For some time the ex-professor had been nursing some new ad­vertising ideas. He thought first of writing a pamphlet, some twenty pages long, about the great enterprises which the Universal Bank was launching — a pamphlet, however, which should have all the interest of a romance, and be couched in a dramatic and familiar style; and he wished to inundate the provinces with this pamphlet, to have it distributed gratuitously in the remotest country districts. Then he proposed to establish an agency, which should draw up and ‘manifold’ a daily bulletin of the Bourse, sending a hundred copies of it to the best papers in the various departments of France. This bulletin would be given away or sold at a nominal price, and in this wise they would soon have in their hands a powerful weapon, a force which every rival banking-house would have to recognise. Knowing Saccard, he thus primed him with his ideas, returning to the attack until the other had adopted them, made them his own, enlarged them to the point of really re-creating them.
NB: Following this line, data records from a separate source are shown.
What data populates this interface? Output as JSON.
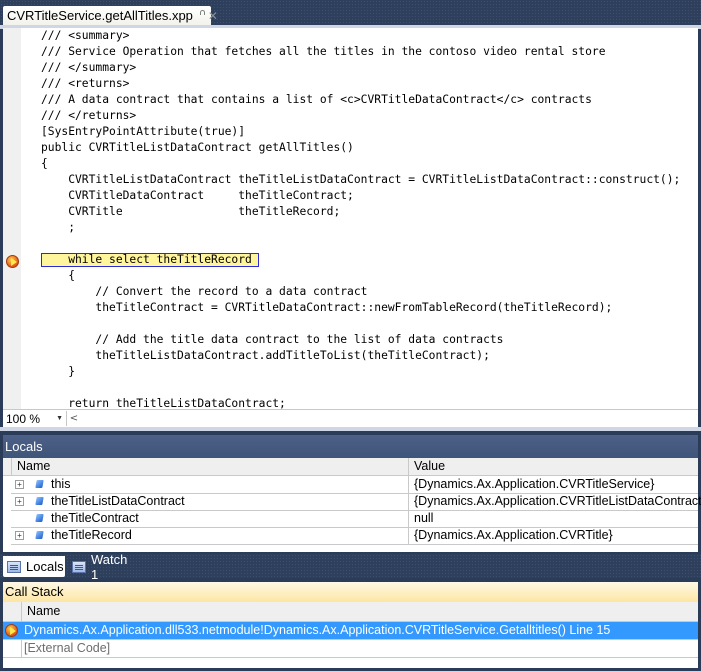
{
  "document_tab": {
    "title": "CVRTitleService.getAllTitles.xpp",
    "lock_icon": "lock-icon",
    "close_icon": "close-icon"
  },
  "editor": {
    "code_lines": [
      "/// <summary>",
      "/// Service Operation that fetches all the titles in the contoso video rental store",
      "/// </summary>",
      "/// <returns>",
      "/// A data contract that contains a list of <c>CVRTitleDataContract</c> contracts",
      "/// </returns>",
      "[SysEntryPointAttribute(true)]",
      "public CVRTitleListDataContract getAllTitles()",
      "{",
      "    CVRTitleListDataContract theTitleListDataContract = CVRTitleListDataContract::construct();",
      "    CVRTitleDataContract     theTitleContract;",
      "    CVRTitle                 theTitleRecord;",
      "    ;",
      "",
      "    while select theTitleRecord",
      "    {",
      "        // Convert the record to a data contract",
      "        theTitleContract = CVRTitleDataContract::newFromTableRecord(theTitleRecord);",
      "",
      "        // Add the title data contract to the list of data contracts",
      "        theTitleListDataContract.addTitleToList(theTitleContract);",
      "    }",
      "",
      "    return theTitleListDataContract;"
    ],
    "current_line_index": 14,
    "current_statement_icon": "current-statement-arrow-icon",
    "zoom_level": "100 %"
  },
  "locals": {
    "title": "Locals",
    "columns": [
      "Name",
      "Value"
    ],
    "rows": [
      {
        "name": "this",
        "value": "{Dynamics.Ax.Application.CVRTitleService}",
        "expandable": true
      },
      {
        "name": "theTitleListDataContract",
        "value": "{Dynamics.Ax.Application.CVRTitleListDataContract}",
        "expandable": true
      },
      {
        "name": "theTitleContract",
        "value": "null",
        "expandable": false
      },
      {
        "name": "theTitleRecord",
        "value": "{Dynamics.Ax.Application.CVRTitle}",
        "expandable": true
      }
    ]
  },
  "bottom_tabs": [
    {
      "label": "Locals",
      "active": true
    },
    {
      "label": "Watch 1",
      "active": false
    }
  ],
  "call_stack": {
    "title": "Call Stack",
    "columns": [
      "Name"
    ],
    "rows": [
      {
        "text": "Dynamics.Ax.Application.dll533.netmodule!Dynamics.Ax.Application.CVRTitleService.Getalltitles() Line 15",
        "selected": true,
        "current": true
      },
      {
        "text": "[External Code]",
        "selected": false,
        "current": false
      }
    ]
  }
}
In talk like this the minutes slipped away, and they came at last to the apportionment of the advertising funds for the next quarter, to the subsidies to be paid to the principal newspapers, to the terrible financial scribe employed by a hostile house whose silence it was necessary to purchase, and the course which they should take with regard to the approaching sale by auction of the fourth page of a very old and highly-respected print. And, amidst their prodigality with regard to all the money that they thus uproariously scattered to the four corners of heaven, you could detect what immense disdain they felt for the public, what contempt in which they, intelligent business men, held the dense ignorance of the masses — the masses which were ready to believe all stories, and were so incompetent to understand the complex operations of the Bourse that the most shameless traps caught passers-by, and made millions of money rain down.